While neighboring states allow recreational and medical marijuana use, Texas is mostly bud-free.
In total, 21 states across the U.S. have legalized recreational marijuana and 37 states have allowed medical use. Texas does in fact offer medical marijuana use, but its extremely limited and heavily regulated.
But with several states only a few hours drive from Dallas-Fort Worth, what happens if someone crosses state lines with marijuana in their possession? Here’s what to know about Texas’ marijuana laws:
What does the law say about marijuana in Texas?
The possession, growing, selling, distribution and use of recreational marijuana is illegal in Texas. State law is tough on marijuana offenses. Fines can run in the thousands, plus years in jail.
Here’s how the penalties shake out for marijuana possession:
- 2 ounces or less — Class B misdemeanor with a maximum fine of $2,000 and up to 180 days incarcerated.

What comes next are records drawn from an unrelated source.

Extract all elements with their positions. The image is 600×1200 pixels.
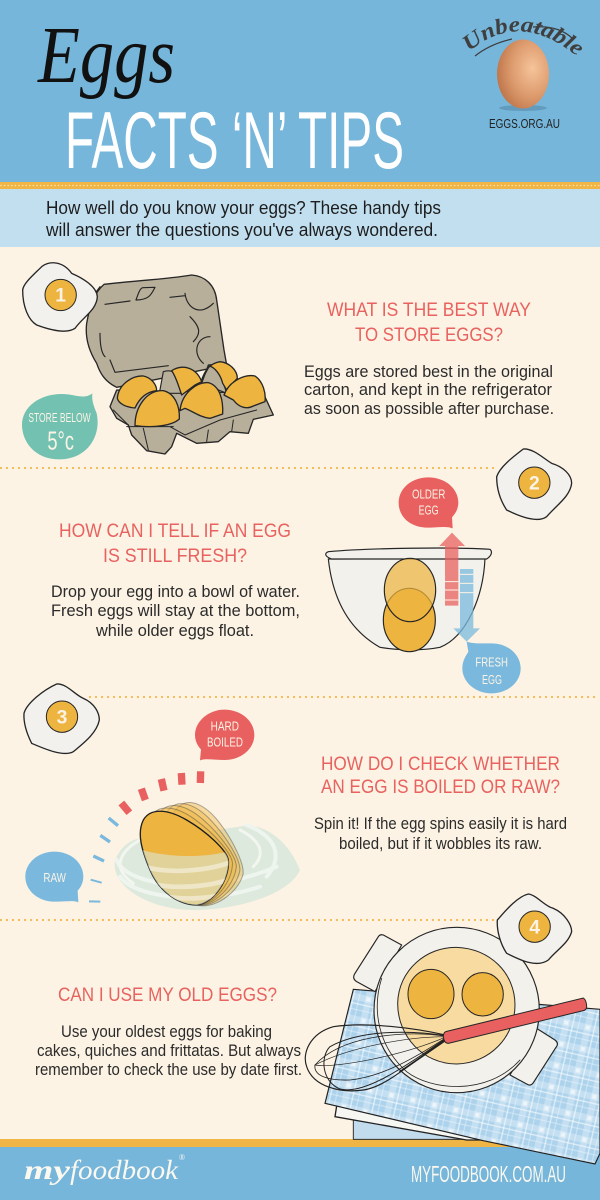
icon: yolks: [408, 969, 503, 1019]
icon: older egg: [384, 558, 436, 622]
panel: intro: [0, 182, 600, 247]
heading: best way to store: WHAT IS THE BEST WAY: [327, 299, 531, 321]
body: tip 4: Use your oldest eggs for baking: [61, 1023, 272, 1041]
icon: fried egg number 1: [23, 263, 97, 331]
callout: hard boiled: [195, 710, 254, 760]
panel: tip 3 text: [314, 753, 567, 853]
body: tip 4: cakes, quiches and frittatas. But always: [37, 1042, 301, 1060]
icon: fried egg number 4: [497, 894, 572, 963]
body: tip 3: Spin it! If the egg spins easily it is hard: [314, 815, 567, 833]
heading: boiled or raw: AN EGG IS BOILED OR RAW?: [321, 776, 560, 798]
body: tip 1: Eggs are stored best in the original: [304, 363, 553, 381]
icon: water swirl: [115, 825, 300, 910]
callout: fresh egg: EGG: [482, 672, 502, 687]
icon: fried egg number 3: [24, 684, 99, 753]
icon: fried egg number 2: 2: [529, 473, 540, 494]
title: Eggs: Eggs: [37, 12, 175, 100]
intro text: How well do you know your eggs? These handy tips: [46, 198, 441, 218]
intro text: will answer the questions you've always wondered.: [45, 220, 438, 240]
icon: tea towels: [325, 989, 600, 1164]
icon: fried egg number 4: 4: [529, 917, 540, 938]
panel: header: [0, 0, 600, 186]
callout: older egg: EGG: [419, 503, 439, 518]
icon: batter: [398, 947, 515, 1064]
icon: carton tray: [110, 390, 273, 454]
icon: bowl: [374, 927, 539, 1093]
panel: footer: [0, 1139, 600, 1200]
icon: main egg: [140, 811, 228, 905]
callout: store below 5°C: 5°c: [47, 425, 74, 455]
icon: carton lid: [86, 275, 227, 387]
body: tip 1: as soon as possible after purchase.: [304, 400, 554, 418]
panel: tip 4 text: [35, 984, 302, 1079]
logo: myfoodbook: ®: [179, 1153, 185, 1162]
logo: Unbeatable egg: EGGS.ORG.AU: [489, 116, 560, 131]
panel: tip 4 whisk illustration: [305, 927, 600, 1164]
heading: best way to store: TO STORE EGGS?: [355, 324, 503, 346]
panel: tip 2 text: [51, 520, 300, 640]
arrow: down to fresh egg: [453, 569, 480, 642]
panel: tip 1 carton illustration: [86, 275, 273, 454]
icon: speed dashes: [89, 771, 201, 902]
body: tip 4: remember to check the use by date first.: [35, 1061, 302, 1079]
callout: raw: [25, 852, 83, 902]
panel: tip 3 spinning egg illustration: [25, 710, 300, 917]
logo: myfoodbook: my foodbook: [24, 1155, 170, 1185]
callout: older egg: [399, 477, 458, 528]
callout: older egg: OLDER: [412, 486, 445, 501]
callout: store below 5°C: STORE BELOW: [28, 411, 91, 425]
body: tip 2: while older eggs float.: [95, 622, 254, 640]
body: tip 2: Drop your egg into a bowl of water.: [51, 583, 300, 601]
icon: whisk: [305, 998, 587, 1091]
icon: carton cups: [159, 365, 227, 393]
icon: fresh egg: [383, 588, 435, 652]
icon: bowl: [328, 558, 485, 650]
heading: boiled or raw: HOW DO I CHECK WHETHER: [321, 753, 560, 775]
callout: hard boiled: BOILED: [207, 735, 243, 750]
arrow: up to older egg: [439, 533, 465, 606]
heading: is it fresh: IS STILL FRESH?: [103, 545, 247, 567]
callout: store below 5°C: [22, 393, 98, 459]
logo: Unbeatable egg: Unbeatable: [462, 18, 582, 54]
icon: yellow eggs: [117, 362, 265, 427]
callout: hard boiled: HARD: [211, 719, 239, 734]
icon: fried egg number 2: [497, 449, 572, 519]
icon: ghost eggs: [141, 797, 261, 917]
panel: tip 1 text: [304, 299, 554, 418]
icon: fried egg number 3: 3: [57, 707, 68, 728]
callout: fresh egg: [462, 642, 521, 693]
logo: Unbeatable egg: [462, 18, 582, 131]
icon: fried egg number 1: 1: [55, 286, 66, 307]
heading: old eggs: CAN I USE MY OLD EGGS?: [58, 984, 277, 1006]
body: tip 3: boiled, but if it wobbles its raw.: [339, 835, 542, 853]
body: tip 1: carton, and kept in the refrigerator: [304, 381, 552, 399]
callout: fresh egg: FRESH: [475, 655, 508, 670]
icon: bowl handles: [354, 935, 402, 992]
panel: tip 2 bowl illustration: [326, 477, 521, 693]
body: tip 2: Fresh eggs will stay at the bottom,: [51, 602, 300, 620]
heading: is it fresh: HOW CAN I TELL IF AN EGG: [59, 520, 291, 542]
callout: raw: RAW: [43, 870, 67, 885]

- 2-4 ounces — Class A misdemeanor with a maximum fine of $4,000 and up to one year incarcerated.
- 4 ounces to 5 pounds — State jail felony with a maximum fine of $10,000 and 180 days to 2 years incarcerated.
- 5 to 50 pounds — 3rd degree felony with a maximum fine of $10,000 and two to 10 years incarcerated.
- 50 to 2,000 pounds — 2nd degree felony with a maximum fine of $10,000 and two to 20 years incarcerated.
- 2000 pounds or more — 1st degree felony with a maximum fine of $50,000 five to 99 years incarcerated.
The penalties for selling marijuana are:
- 7 grams or less for no remuneration — Class B misdemeanor with a maximum fine of $2,000 and up to 180 days incarcerated.
- 7 grams or less — Class A misdemeanor with a maximum fine of $4,000 and up to a year incarcerated.
- 7 grams to 5 pounds — State jail felony with a maximum fine of $10,000 and 180 days to two years incarcerated.
- 5 to 50 pounds — 2nd degree felony with a maximum fine of $10,000 and two to 20 years incarcerated.
- 50 to 2,000 pounds — 1st degree felony with a maximum fine of $10,000 and five to 99 years incarcerated.
- 2,000 pounds or more — Enhanced 1st degree felony with a maximum fine of $100,000 and 10 to 99 years incarcerated.
The Texas Department of Public Safety operates an online registry of physicians who prescribe low-grade cannabis to people with epilepsy, terminal cancer, autism and other conditions. Finding a physician to prescribe low-THC can be found by searching the DPS website.
What happens if you cross Texas state lines with pot?
Texas law is pretty clear: It is illegal to possess recreational marijuana in Texas, regardless of where it was purchased.
If you purchased marijuana while in Colorado and then traveled to Texas with the substance, you have broken the law. It doesn’t matter if the marijuana was purchased legally, as soon as it crosses Texas state lines its considered contraband.
It’s not only a marijuana possession charge you’ll have to worry about, you could be charged with drug trafficking which is a federal crime, according to Westfall Sellers law firm.
What happens if you’re caught with weed in a Texas airport?
The Transportation Security Administration are not looking for drugs when they screen fliers, but if they find marijuana or other drugs, they will refer the matter to law enforcement.
TSA’s screening procedures are focused on security to detect potential threats to aircraft and passengers. While TSA officers are screening for weapons or other harmful items and they find an illegal substance, it will be reported to local law enforcement, according to the TSA.
Can Texans legally purchase pot in other states?
Yes, Texas residents can purchase both legal recreational and medical marijuana in other states.
Just like alcohol, anyone purchasing recreational marijuana in Colorado or New Mexico have to be at least 21 years old. For medical marijuana in Oklahoma or Louisiana, you need a medical marijuana card.
Can you consume marijuana and then travel back to Texas?
Yes, but only if you’re not driving and don’t have any marijuana in your possession.
Under Texas Penal Code chapter 49, driving while intoxicated is not only limited to alcohol but drugs as well. A DWI charge is a class B misdemeanor in Texas and could carry a fine up to $2,000, up to 180 days in jail and loss of a driver license for up to a year.